着飾った若者で華やいだ会場
式典は私語もなく「りっぱな若者」と評判(8月15日・木)
終戦記念日の15日、大曲市では成人式が市民会館で挙行された。新成人の対象は1982年4月2日から83年4月1日までに生まれた492人で、399人が参列した。式典は午前10時から行われたが、男性はグレーや黒、紺などのスーツ姿、女性は赤やピンク、ワインカラー、黒など華麗な洋服で着飾り、受付会場となったエントランスホールはまるでお花畑のような華やかさだった。
「キャー」「ワー」。悲鳴のような絶叫が交差する。受付会場で同級生と出会って、飛び上がるように抱き合って喜ぶ新成人からは〃二十歳〃の若さがはじけて、飛んで来るようだった。「もう、メチャ、久しぶり。元気だった」。「ウン。変わったねー」。そんな言葉が出会う人、肩を叩き合ってあいさつする人たちから交わされた。高校を卒業してわずか2年。若さは変化をも早めるのだろう。男性の中には茶色に染めた髪をさらにウルフヘアーやモヒカン刈りにした個性派も。大曲工業高を卒業して東京都内でライブハウスのイベント企画の仕事をしているという渡辺利弘君は「東京での仕事は面白い。成人式は同級生にも会えるので楽しみにした」と茶色のウルフヘアーを自慢そうに見せた。
受付会場は「キャー」「ワー」の大合唱で煮え返るようなにぎやかさだったが、式場に入るとシーンと静まり返った。「自分たちの成人式をお祝いしてくれる人たちのためにも失礼に当たらないようにしたい」と誰もが気持ちを引き締めていたのだ。
式典は成人者で実行委員会(寺澤修平委員長)を作って市教育委員会と打ち合わせしながら準備を進めてきた。司会進行は田口正樹君(大曲西)と樫尾多佳子さん(大曲)が担当し、粛々と進められた。伊藤健君が代表となって高橋司市長から成人証書を授与。
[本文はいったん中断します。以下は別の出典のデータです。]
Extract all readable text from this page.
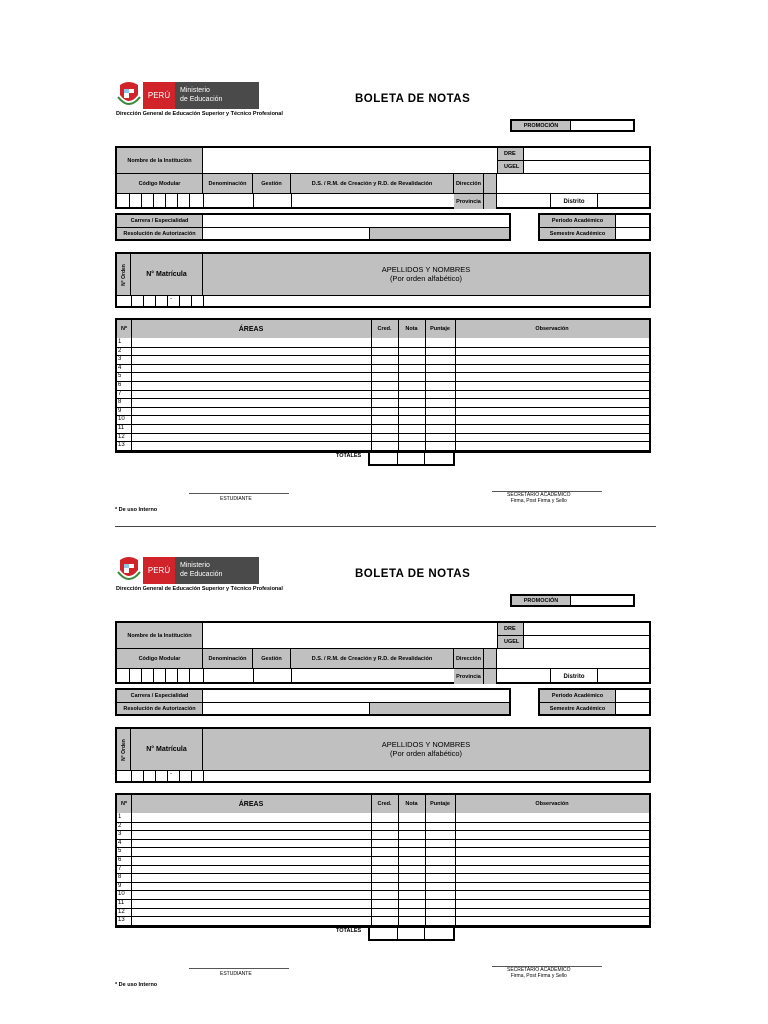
PERÚ
Ministerio
de Educación
Dirección General de Educación Superior y Técnico Profesional
BOLETA DE NOTAS
PROMOCIÓN
Nombre de la Institución
DRE
UGEL
Código Modular	Denominación	Gestión	D.S. / R.M. de Creación y R.D. de Revalidación	Dirección
Provincia	Distrito
Carrera / Especialidad
Resolución de Autorización
Periodo Académico
Semestre Académico
N° Orden	N° Matrícula
APELLIDOS Y NOMBRES
(Por orden alfabético)
-
Nº	ÁREAS	Cred.	Nota	Puntaje	Observación
1
2
3
4
5
6
7
8
9
10
11
12
13
TOTALES
ESTUDIANTE
SECRETARIO ACADÉMICO
Firma, Post Firma y Sello
* De uso Interno
PERÚ
Ministerio
de Educación
Dirección General de Educación Superior y Técnico Profesional
BOLETA DE NOTAS
PROMOCIÓN
Nombre de la Institución
DRE
UGEL
Código Modular	Denominación	Gestión	D.S. / R.M. de Creación y R.D. de Revalidación	Dirección
Provincia	Distrito
Carrera / Especialidad
Resolución de Autorización
Periodo Académico
Semestre Académico
N° Orden	N° Matrícula
APELLIDOS Y NOMBRES
(Por orden alfabético)
-
Nº	ÁREAS	Cred.	Nota	Puntaje	Observación
1
2
3
4
5
6
7
8
9
10
11
12
13
TOTALES
ESTUDIANTE
SECRETARIO ACADÉMICO
Firma, Post Firma y Sello
* De uso Interno
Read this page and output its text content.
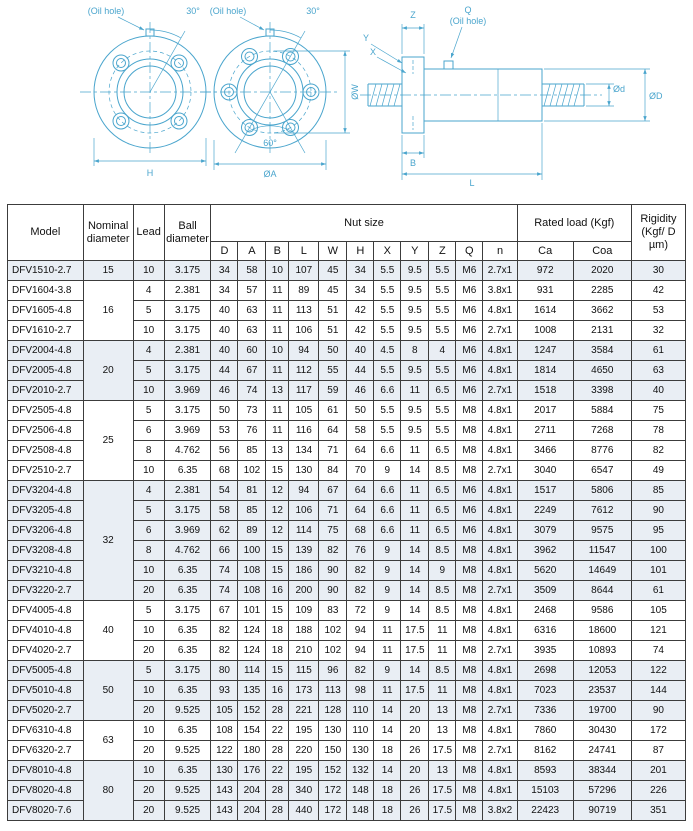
(Oil hole)	30°
H
(Oil hole)	30°
60°
ØA
ØW
Z
Y
X
Q
(Oil hole)
Ød
ØD
B
L
Model	Nominal diameter	Lead	Ball diameter	Nut size											Rated load (Kgf)		Rigidity (Kgf/ D µm)
				D	A	B	L	W	H	X	Y	Z	Q	n	Ca	Coa	
DFV1510-2.7	15	10	3.175	34	58	10	107	45	34	5.5	9.5	5.5	M6	2.7x1	972	2020	30
DFV1604-3.8	16	4	2.381	34	57	11	89	45	34	5.5	9.5	5.5	M6	3.8x1	931	2285	42
DFV1605-4.8		5	3.175	40	63	11	113	51	42	5.5	9.5	5.5	M6	4.8x1	1614	3662	53
DFV1610-2.7		10	3.175	40	63	11	106	51	42	5.5	9.5	5.5	M6	2.7x1	1008	2131	32
DFV2004-4.8	20	4	2.381	40	60	10	94	50	40	4.5	8	4	M6	4.8x1	1247	3584	61
DFV2005-4.8		5	3.175	44	67	11	112	55	44	5.5	9.5	5.5	M6	4.8x1	1814	4650	63
DFV2010-2.7		10	3.969	46	74	13	117	59	46	6.6	11	6.5	M6	2.7x1	1518	3398	40
DFV2505-4.8	25	5	3.175	50	73	11	105	61	50	5.5	9.5	5.5	M8	4.8x1	2017	5884	75
DFV2506-4.8		6	3.969	53	76	11	116	64	58	5.5	9.5	5.5	M8	4.8x1	2711	7268	78
DFV2508-4.8		8	4.762	56	85	13	134	71	64	6.6	11	6.5	M8	4.8x1	3466	8776	82
DFV2510-2.7		10	6.35	68	102	15	130	84	70	9	14	8.5	M8	2.7x1	3040	6547	49
DFV3204-4.8	32	4	2.381	54	81	12	94	67	64	6.6	11	6.5	M6	4.8x1	1517	5806	85
DFV3205-4.8		5	3.175	58	85	12	106	71	64	6.6	11	6.5	M6	4.8x1	2249	7612	90
DFV3206-4.8		6	3.969	62	89	12	114	75	68	6.6	11	6.5	M6	4.8x1	3079	9575	95
DFV3208-4.8		8	4.762	66	100	15	139	82	76	9	14	8.5	M8	4.8x1	3962	11547	100
DFV3210-4.8		10	6.35	74	108	15	186	90	82	9	14	9	M8	4.8x1	5620	14649	101
DFV3220-2.7		20	6.35	74	108	16	200	90	82	9	14	8.5	M8	2.7x1	3509	8644	61
DFV4005-4.8	40	5	3.175	67	101	15	109	83	72	9	14	8.5	M8	4.8x1	2468	9586	105
DFV4010-4.8		10	6.35	82	124	18	188	102	94	11	17.5	11	M8	4.8x1	6316	18600	121
DFV4020-2.7		20	6.35	82	124	18	210	102	94	11	17.5	11	M8	2.7x1	3935	10893	74
DFV5005-4.8	50	5	3.175	80	114	15	115	96	82	9	14	8.5	M8	4.8x1	2698	12053	122
DFV5010-4.8		10	6.35	93	135	16	173	113	98	11	17.5	11	M8	4.8x1	7023	23537	144
DFV5020-2.7		20	9.525	105	152	28	221	128	110	14	20	13	M8	2.7x1	7336	19700	90
DFV6310-4.8	63	10	6.35	108	154	22	195	130	110	14	20	13	M8	4.8x1	7860	30430	172
DFV6320-2.7		20	9.525	122	180	28	220	150	130	18	26	17.5	M8	2.7x1	8162	24741	87
DFV8010-4.8	80	10	6.35	130	176	22	195	152	132	14	20	13	M8	4.8x1	8593	38344	201
DFV8020-4.8		20	9.525	143	204	28	340	172	148	18	26	17.5	M8	4.8x1	15103	57296	226
DFV8020-7.6		20	9.525	143	204	28	440	172	148	18	26	17.5	M8	3.8x2	22423	90719	351
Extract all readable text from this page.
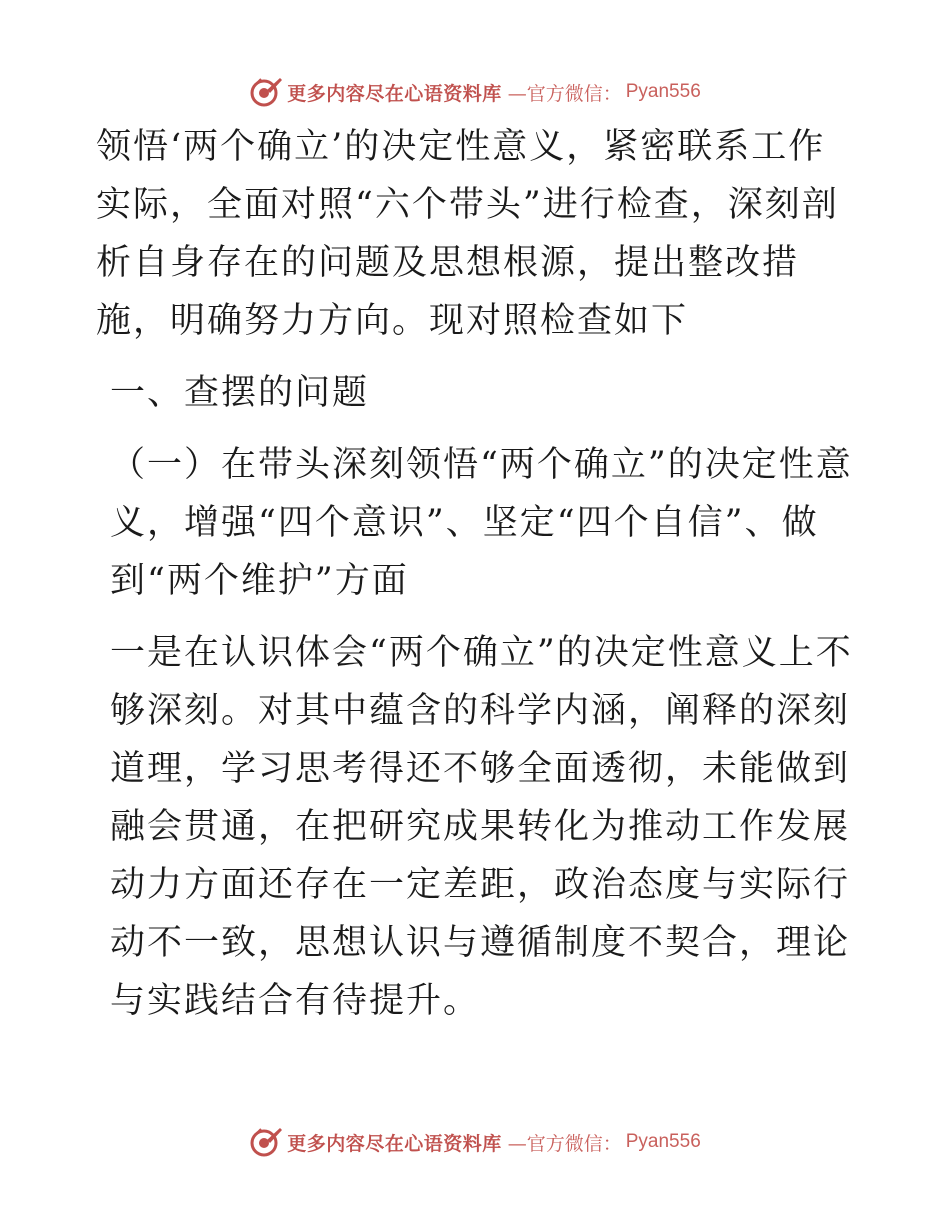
更多内容尽在心语资料库 —官方微信： Pyan556

领悟‘两个确立’的决定性意义，紧密联系工作实际，全面对照“六个带头”进行检查，深刻剖析自身存在的问题及思想根源，提出整改措施，明确努力方向。现对照检查如下

一、查摆的问题

（一）在带头深刻领悟“两个确立”的决定性意义，增强“四个意识”、坚定“四个自信”、做到“两个维护”方面

一是在认识体会“两个确立”的决定性意义上不够深刻。对其中蕴含的科学内涵，阐释的深刻道理，学习思考得还不够全面透彻，未能做到融会贯通，在把研究成果转化为推动工作发展动力方面还存在一定差距，政治态度与实际行动不一致，思想认识与遵循制度不契合，理论与实践结合有待提升。

更多内容尽在心语资料库 —官方微信： Pyan556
高橋市長は「今日は成人式であると共に終戦記念日でもある」と57年前にあった戦争を語り、市町村合併の必要性を説明しながら「まちのこれからのこと。仙北全体のことを考え、国の発展に尽くしてもらいたい」と訓示した。続いて山口博司県仙北地方部長が寺田典城知事のメッセージを伝えた。
関口智也君(大曲西)と時田亜紀子さん(大曲南)が「大人の仲間入りをするということは自己の責任で判断し、行動することだ。これからは周囲の人たち、社会に何が出来るかを考え、心ゆたかな人間となることを目指したい。そしてふるさと大曲が私たちの心の中に存在することを確認し、生き生きと歩み続けたい」と誓いの言葉を述べた。最後に当時、大曲西中3年A組の担任で、今も同校で教鞭を執っている田口斉教諭が「夢や目標を持ってチャレンジ精神で頑張り、人生の勝利者となって下さい」と激励した。最後に市役所グリークラブ(男声コーラス)が記念演奏して式典は幕を閉じた。
会場には恩師や市議団ら大勢の来賓が詰めかけていたが私話を交わすこともなく、シーンと静まり返った厳かなムードの中で進められる成人式を見守りながら「大曲市の若者はりっぱだ。自慢できる」としきりに感心していた。